The architecture design matters because it inverts typical AI tool logic. Most systems let language models generate whatever sounds plausible then maybe check it afterward. This one computes mathematical scores and contradiction patterns first, establishing boundaries before any text generation happens. The Narrative Engine can't invent features or soften uncomfortable findings because the Scoring and Contradiction Engines already locked down what the data shows.
Each scan goes for $9.90 as a one-time payment made after completion. No subscription. No account creation required. You pay once, get your report, done. This model means no tracking of multiple scans over time or comparison between past results. Each diagnostic stands alone.
The system doesn't position itself as clinical assessment. It won't replace psychological evaluation or medical diagnosis. The target sits squarely on people facing difficult decisions who want structured analysis instead of exploratory conversation, or individuals seeking psychological profiling without chatbot back-and-forth.
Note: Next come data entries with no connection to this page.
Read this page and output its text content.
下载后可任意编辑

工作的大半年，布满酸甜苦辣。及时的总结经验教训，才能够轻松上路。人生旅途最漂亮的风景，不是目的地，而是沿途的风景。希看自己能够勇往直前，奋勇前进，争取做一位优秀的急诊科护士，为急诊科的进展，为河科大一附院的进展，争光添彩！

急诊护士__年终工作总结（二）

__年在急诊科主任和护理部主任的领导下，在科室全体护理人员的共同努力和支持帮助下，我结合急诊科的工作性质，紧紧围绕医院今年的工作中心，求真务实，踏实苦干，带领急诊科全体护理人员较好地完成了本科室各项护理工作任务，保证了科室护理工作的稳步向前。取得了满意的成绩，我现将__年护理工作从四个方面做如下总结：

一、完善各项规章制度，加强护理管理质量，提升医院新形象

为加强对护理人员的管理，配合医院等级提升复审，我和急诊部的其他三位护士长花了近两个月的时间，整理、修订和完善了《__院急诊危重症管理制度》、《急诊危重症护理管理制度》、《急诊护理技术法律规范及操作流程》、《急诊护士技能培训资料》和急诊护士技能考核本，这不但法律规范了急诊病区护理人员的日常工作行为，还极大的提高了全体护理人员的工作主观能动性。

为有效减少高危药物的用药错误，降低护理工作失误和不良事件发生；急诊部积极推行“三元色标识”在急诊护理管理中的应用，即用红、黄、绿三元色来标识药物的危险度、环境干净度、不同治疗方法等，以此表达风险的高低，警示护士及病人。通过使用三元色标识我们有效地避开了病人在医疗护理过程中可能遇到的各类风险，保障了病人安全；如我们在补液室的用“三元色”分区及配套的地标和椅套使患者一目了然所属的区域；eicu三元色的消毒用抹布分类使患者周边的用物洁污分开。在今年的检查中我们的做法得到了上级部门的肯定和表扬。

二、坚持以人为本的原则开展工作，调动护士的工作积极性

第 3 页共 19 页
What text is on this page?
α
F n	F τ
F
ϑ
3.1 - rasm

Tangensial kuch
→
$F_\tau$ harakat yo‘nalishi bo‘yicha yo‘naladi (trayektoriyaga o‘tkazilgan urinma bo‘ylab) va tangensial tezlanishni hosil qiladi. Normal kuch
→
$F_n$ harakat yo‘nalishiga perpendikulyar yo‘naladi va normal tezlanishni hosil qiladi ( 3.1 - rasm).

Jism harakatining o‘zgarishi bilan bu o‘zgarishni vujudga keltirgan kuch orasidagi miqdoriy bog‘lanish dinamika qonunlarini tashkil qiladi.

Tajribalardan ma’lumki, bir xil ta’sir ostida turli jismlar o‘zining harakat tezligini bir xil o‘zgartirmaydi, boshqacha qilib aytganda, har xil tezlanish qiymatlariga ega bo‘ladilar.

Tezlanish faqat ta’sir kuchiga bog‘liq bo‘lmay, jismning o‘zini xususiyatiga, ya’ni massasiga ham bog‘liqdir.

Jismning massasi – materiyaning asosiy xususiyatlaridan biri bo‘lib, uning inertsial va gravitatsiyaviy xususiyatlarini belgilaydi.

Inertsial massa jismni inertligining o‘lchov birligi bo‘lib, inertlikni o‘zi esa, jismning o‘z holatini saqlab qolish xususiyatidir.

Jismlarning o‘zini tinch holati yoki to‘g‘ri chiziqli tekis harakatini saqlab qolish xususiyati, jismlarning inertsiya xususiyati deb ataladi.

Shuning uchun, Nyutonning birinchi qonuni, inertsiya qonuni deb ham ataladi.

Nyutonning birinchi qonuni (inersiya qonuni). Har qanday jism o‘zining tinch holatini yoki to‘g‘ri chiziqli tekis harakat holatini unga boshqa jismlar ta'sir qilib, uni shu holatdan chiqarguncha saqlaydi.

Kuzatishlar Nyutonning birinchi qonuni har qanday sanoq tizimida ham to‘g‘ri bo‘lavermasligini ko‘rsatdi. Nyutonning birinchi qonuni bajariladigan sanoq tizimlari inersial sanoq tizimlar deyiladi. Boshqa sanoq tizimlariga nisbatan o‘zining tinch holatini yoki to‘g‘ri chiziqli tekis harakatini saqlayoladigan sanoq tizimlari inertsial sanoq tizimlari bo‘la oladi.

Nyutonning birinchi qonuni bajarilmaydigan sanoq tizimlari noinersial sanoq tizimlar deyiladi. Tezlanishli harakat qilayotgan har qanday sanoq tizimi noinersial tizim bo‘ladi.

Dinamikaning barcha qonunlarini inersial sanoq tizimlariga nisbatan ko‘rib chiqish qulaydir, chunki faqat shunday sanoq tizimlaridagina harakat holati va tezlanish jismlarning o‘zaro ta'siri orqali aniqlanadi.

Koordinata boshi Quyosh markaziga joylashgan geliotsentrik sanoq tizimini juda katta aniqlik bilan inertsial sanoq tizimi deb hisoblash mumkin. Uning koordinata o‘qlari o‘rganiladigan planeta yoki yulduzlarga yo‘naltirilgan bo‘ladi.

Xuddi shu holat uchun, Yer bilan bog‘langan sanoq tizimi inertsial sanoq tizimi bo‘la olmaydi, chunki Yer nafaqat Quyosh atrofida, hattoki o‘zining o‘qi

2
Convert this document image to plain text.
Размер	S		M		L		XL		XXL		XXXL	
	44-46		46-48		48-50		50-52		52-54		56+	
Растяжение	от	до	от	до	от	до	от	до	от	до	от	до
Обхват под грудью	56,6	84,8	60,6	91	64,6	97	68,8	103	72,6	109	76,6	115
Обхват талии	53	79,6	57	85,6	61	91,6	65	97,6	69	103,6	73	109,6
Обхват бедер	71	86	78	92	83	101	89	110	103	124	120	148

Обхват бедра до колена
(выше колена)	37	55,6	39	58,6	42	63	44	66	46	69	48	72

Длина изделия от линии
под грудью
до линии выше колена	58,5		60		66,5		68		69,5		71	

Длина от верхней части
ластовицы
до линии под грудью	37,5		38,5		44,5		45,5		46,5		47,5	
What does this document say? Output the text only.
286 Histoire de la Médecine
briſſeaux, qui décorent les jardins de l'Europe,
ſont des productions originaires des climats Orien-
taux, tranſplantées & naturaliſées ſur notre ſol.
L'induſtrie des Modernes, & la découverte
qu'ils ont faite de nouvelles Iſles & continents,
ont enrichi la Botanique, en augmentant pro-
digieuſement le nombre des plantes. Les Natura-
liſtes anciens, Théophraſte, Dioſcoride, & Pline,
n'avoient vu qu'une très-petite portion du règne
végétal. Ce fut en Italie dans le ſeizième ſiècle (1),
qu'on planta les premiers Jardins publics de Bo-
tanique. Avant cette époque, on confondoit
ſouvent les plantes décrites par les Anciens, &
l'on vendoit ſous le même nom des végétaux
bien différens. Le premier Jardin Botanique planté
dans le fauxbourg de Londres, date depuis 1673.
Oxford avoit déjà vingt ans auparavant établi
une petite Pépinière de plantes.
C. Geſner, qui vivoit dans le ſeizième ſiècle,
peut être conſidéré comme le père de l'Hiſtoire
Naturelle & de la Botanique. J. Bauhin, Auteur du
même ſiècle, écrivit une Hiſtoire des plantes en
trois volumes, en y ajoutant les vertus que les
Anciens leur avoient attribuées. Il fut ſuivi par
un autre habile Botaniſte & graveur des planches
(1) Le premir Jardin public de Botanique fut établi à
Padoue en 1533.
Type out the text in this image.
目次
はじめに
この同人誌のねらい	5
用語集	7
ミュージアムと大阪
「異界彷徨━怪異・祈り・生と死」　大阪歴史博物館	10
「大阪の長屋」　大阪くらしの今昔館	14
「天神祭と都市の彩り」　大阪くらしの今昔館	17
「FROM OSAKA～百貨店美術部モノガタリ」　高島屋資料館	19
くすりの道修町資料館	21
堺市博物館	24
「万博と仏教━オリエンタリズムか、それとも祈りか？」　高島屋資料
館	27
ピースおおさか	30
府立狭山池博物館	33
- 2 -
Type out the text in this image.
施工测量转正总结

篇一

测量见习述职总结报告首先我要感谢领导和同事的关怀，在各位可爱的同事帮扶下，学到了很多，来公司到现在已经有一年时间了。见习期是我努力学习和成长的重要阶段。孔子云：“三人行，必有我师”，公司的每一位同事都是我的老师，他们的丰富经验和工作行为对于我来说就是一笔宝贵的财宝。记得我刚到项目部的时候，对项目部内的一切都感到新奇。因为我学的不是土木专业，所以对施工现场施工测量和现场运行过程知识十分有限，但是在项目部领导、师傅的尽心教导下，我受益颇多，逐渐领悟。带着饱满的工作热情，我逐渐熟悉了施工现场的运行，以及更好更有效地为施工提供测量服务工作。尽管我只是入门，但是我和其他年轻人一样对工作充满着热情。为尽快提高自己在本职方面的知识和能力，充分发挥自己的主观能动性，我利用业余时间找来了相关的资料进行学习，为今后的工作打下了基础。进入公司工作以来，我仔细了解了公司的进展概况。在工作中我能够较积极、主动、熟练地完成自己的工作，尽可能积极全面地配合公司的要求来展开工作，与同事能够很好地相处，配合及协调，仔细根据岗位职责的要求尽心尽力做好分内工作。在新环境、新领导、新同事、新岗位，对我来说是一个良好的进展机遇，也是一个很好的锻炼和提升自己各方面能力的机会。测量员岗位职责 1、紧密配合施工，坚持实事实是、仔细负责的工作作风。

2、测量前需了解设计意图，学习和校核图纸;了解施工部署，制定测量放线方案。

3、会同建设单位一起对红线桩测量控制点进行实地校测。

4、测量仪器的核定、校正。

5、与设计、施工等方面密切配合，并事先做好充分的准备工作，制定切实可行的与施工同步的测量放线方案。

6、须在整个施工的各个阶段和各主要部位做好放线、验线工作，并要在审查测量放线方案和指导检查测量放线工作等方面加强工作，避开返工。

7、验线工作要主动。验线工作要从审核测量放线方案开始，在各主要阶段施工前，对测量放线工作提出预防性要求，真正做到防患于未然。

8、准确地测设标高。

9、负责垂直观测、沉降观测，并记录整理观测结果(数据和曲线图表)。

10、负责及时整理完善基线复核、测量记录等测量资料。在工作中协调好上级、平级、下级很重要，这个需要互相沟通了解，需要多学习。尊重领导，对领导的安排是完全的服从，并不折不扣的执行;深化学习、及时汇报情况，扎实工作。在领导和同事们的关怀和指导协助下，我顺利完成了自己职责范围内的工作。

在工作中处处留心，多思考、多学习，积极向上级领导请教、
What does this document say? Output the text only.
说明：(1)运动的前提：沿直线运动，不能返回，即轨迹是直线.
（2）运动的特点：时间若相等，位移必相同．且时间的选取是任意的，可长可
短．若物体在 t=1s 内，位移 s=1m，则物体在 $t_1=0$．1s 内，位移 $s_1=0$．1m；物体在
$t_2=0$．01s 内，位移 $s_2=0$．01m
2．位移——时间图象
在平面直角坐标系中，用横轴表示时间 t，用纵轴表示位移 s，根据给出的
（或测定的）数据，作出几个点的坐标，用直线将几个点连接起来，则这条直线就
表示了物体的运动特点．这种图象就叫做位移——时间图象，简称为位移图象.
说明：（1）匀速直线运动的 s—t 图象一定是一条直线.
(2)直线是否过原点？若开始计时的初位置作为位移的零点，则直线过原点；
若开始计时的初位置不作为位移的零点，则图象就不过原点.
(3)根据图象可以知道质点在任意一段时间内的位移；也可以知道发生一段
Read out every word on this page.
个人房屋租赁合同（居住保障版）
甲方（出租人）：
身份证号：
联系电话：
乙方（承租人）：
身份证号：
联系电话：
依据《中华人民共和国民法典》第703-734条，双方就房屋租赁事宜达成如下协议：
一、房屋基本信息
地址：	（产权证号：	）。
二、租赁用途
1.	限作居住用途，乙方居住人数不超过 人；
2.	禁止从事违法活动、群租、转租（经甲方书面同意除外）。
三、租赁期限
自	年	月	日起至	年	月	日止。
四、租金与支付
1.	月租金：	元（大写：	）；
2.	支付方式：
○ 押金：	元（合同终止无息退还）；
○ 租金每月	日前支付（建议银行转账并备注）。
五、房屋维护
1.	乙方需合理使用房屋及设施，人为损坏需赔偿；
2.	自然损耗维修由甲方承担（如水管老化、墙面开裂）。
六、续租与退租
Someone choosing between job offers, relationship decisions, or major life changes gets forced recommendations rather than endless options. The contradiction detection highlights where their own thinking doesn't match up internally.
MindScan's 18 psychological dimensions get measured through the 54 diagnostic items, though the specific dimensions aren't detailed in available information. The precision questions in Clarity focus on decision parameters rather than personality traits. Both modes challenge assumptions rather than confirming what users already believe, according to the positioning against generic conversational tools.
The pay-per-scan model creates a clear limitation for anyone wanting ongoing psychological tracking or decision support across multiple situations. No team features exist. No API access. No integrations with other tools. Each diagnostic session stands as an isolated event. Someone working through extended therapy, long-term decision processes, or organizational applications would need to pay separately for each analysis without continuity between sessions.
The interface strips away complexity to one question at a time. This reduces cognitive load during assessment but also means no backtracking through previous answers or seeing the full question set upfront. The automatic saving prevents lost progress but the lack of account system means no historical record.